The historic concern U.S. cable TV operators have had is that, as a smallish industry, it would not gain support from a broad number of suppliers well placed to develop industry technology. In some ways, that remains a valid concern.
Consider what happened to the two major suppliers of set-top box technology, Jerrold and Scientific-Atlanta.
Jerrold became General Instrument, which was in turn purchased by Motorola, then briefly became part of Google, before being spun off to Arris Group itself a firm that had grown since about 2002 by buying companies in the cable TV infrastructure business.
Scientific-Atlanta, meanwhile, was sold to Cisco, which primarily wanted the set-top box business. Cisco now has sold the asset to French firm Technicolor, which now becomes a major supplier of customer premises equipment and network infrastructure for the U.S. cable TV industry.
S-A originally was purchased for about $6.9 billion. One might argue that, over the last decade, the value of that business has plummeted by an order of magnitude.

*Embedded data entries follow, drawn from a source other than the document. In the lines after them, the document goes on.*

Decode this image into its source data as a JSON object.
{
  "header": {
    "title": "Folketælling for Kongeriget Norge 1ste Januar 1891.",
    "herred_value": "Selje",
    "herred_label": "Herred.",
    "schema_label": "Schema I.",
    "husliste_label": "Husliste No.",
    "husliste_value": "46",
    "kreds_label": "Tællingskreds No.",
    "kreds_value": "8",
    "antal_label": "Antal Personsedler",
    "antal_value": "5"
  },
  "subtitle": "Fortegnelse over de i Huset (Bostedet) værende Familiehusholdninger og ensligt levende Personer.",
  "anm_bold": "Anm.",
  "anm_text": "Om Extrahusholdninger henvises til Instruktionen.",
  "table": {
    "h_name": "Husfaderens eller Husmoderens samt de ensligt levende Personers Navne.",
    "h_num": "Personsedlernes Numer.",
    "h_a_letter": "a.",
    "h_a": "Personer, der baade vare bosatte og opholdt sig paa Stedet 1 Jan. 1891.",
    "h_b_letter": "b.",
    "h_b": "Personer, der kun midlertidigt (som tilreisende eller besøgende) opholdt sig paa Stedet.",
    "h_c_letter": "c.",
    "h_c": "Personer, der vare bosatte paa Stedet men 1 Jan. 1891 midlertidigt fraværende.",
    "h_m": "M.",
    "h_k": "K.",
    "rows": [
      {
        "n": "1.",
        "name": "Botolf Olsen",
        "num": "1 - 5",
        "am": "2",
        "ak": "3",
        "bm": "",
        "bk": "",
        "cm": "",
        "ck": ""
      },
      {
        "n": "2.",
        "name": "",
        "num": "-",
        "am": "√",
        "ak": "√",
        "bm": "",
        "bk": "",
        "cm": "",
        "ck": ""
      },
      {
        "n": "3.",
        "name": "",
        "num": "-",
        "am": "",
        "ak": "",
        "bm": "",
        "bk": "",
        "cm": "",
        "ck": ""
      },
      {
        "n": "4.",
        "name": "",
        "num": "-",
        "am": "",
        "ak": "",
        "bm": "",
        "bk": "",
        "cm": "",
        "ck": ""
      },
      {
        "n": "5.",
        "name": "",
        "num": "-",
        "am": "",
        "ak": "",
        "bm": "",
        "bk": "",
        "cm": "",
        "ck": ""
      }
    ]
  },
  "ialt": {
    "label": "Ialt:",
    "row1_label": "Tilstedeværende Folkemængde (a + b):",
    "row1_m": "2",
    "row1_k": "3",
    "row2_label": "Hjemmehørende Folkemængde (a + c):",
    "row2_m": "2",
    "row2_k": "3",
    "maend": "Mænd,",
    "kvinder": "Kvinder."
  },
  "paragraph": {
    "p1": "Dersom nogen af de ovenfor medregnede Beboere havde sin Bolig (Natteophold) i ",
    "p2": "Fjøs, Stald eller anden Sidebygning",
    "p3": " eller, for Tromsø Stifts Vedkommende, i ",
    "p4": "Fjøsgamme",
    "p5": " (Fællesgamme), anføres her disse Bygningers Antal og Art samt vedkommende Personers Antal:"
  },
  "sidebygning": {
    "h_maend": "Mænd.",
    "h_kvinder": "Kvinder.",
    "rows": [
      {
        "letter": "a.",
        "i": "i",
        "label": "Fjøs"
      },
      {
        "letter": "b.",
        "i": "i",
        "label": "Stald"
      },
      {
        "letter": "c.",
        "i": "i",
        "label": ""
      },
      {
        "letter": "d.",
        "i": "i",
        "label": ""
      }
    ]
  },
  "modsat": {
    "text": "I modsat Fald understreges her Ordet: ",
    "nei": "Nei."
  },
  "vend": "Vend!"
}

Cisco is selling the business to the former Thomson for $600 million (or €550 million equivalent) in cash and stock.
In substantial part, the sale reflects Cisco’s move away from consumer businesses.
Cisco will continue to refocus our investments in service provider video towards cloud and software-based services businesses.
The Connected Devices business will end fiscal 2015 with revenue of approximately $1.8 billion.
Some things apparently have not changed over the last several decades. The extent and health of the industry supplier base remain important concerns for service providers. Where annual cable capital spending might be in the single digit billions, annual telco capital investment represents a market worth about $350 billion annually.